Un coup d’œil sur la montre. Elle affiche 5h55. Eschert dort encore. Les étoiles brillent de mille feux. Sûr que les passionnés d’astronomie se régaleraient... Mais la Grande ourse ne nous intéresse guère. Ce matin, d’autres animaux sont recherchés. Une lueur se laisse apercevoir. On approche. Une musique se fait entendre. C’est la radio. «La musique c’est pour moi, pas pour les vaches», rigole Roger Grossniklaus.
Avec son «botte-cul» – ce tabouret à un pied – fixé au postérieur, l’homme est affairé auprès de ces dames. «Avec 25 à 30 vaches comme j’ai moi, un agriculteur passe presque pour un glandeur aujourd’hui», glisse l’éleveur, le sourire aux lèvres, en faisant allusion à cette tendance des grandes exploitations. «Mais moi, je connais toutes mes vaches par leur nom!», ajoute notre homme pour illustrer le lien individuel qu’il entretient avec ses protégées.

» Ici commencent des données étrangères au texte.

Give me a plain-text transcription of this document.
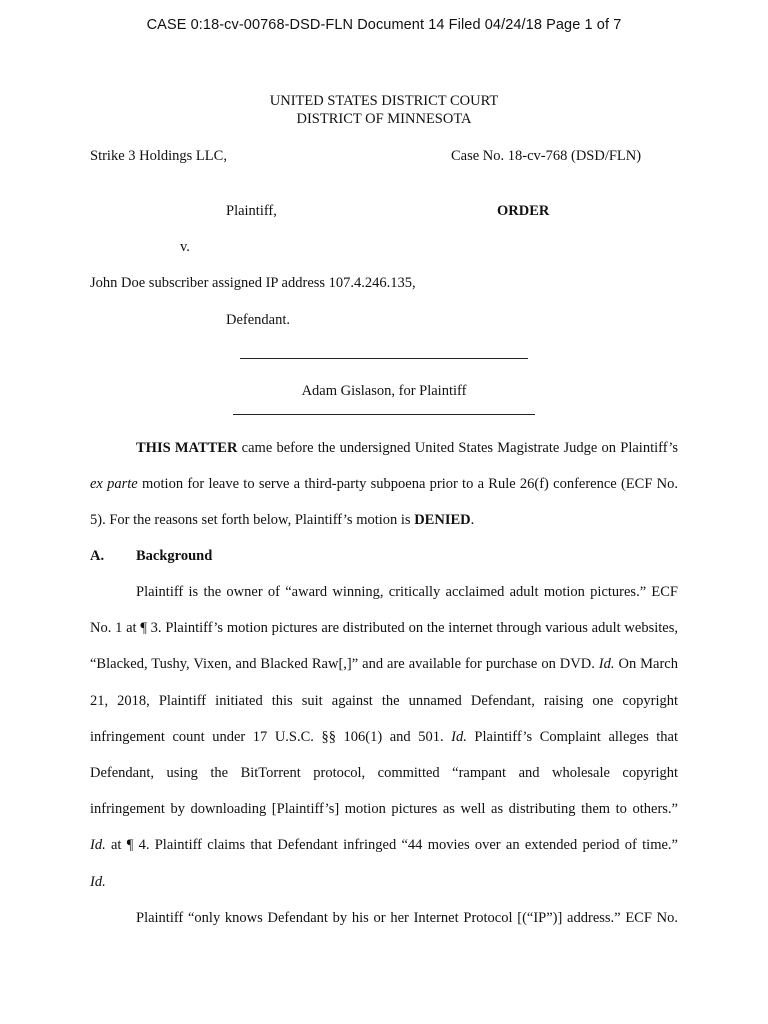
CASE 0:18-cv-00768-DSD-FLN Document 14 Filed 04/24/18 Page 1 of 7
UNITED STATES DISTRICT COURT
DISTRICT OF MINNESOTA
Strike 3 Holdings LLC,	Case No. 18-cv-768 (DSD/FLN)
Plaintiff,	ORDER
v.
John Doe subscriber assigned IP address 107.4.246.135,
Defendant.
Adam Gislason, for Plaintiff
THIS MATTER came before the undersigned United States Magistrate Judge on Plaintiff’s
ex parte motion for leave to serve a third-party subpoena prior to a Rule 26(f) conference (ECF No.
5). For the reasons set forth below, Plaintiff’s motion is DENIED.
A. Background
Plaintiff is the owner of “award winning, critically acclaimed adult motion pictures.” ECF
No. 1 at ¶ 3. Plaintiff’s motion pictures are distributed on the internet through various adult websites,
“Blacked, Tushy, Vixen, and Blacked Raw[,]” and are available for purchase on DVD. Id. On March
21, 2018, Plaintiff initiated this suit against the unnamed Defendant, raising one copyright
infringement count under 17 U.S.C. §§ 106(1) and 501. Id. Plaintiff’s Complaint alleges that
Defendant, using the BitTorrent protocol, committed “rampant and wholesale copyright
infringement by downloading [Plaintiff’s] motion pictures as well as distributing them to others.”
Id. at ¶ 4. Plaintiff claims that Defendant infringed “44 movies over an extended period of time.”
Id.
Plaintiff “only knows Defendant by his or her Internet Protocol [(“IP”)] address.” ECF No.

Tandis que Melissa, Shania et leurs copines attendent leur tour, la discussion s’amorce. «C’est vrai, les consommateurs se servent dans les rayons sans plus vraiment savoir ce qui se passe avant que les produits n’arrivent au magasin. Ce n’est pas seulement valable pour le lait!» L’éleveur d’Holstein et de Red Holstein passe de vache en vache. Et pas de manière aléatoire. «Oui, j’ai un certain ordre de traite. Celui-ci dépend de plusieurs facteurs», indique-t-il. Les gestes sont sûrs et précis. Mais pas machinaux. «Là, à la main, je sors les premiers jets de lait afin de procéder à un contrôle visuel. Un lait épais serait un très mauvais signe», explique-t-il. Le pis est ensuite brièvement nettoyé avant que l’agriculteur ne vienne fixer la machine aux quatre trayons. La mamelle commence à se dégonfler. «Une opération qui peut durer entre trois et dix minutes environ selon la vache.» Une fois tout le liquide blanc pompé, la machine se décroche automatiquement comme une grande. S’ensuit un dernier geste manuel de l’éleveur pour désinfecter les trayons.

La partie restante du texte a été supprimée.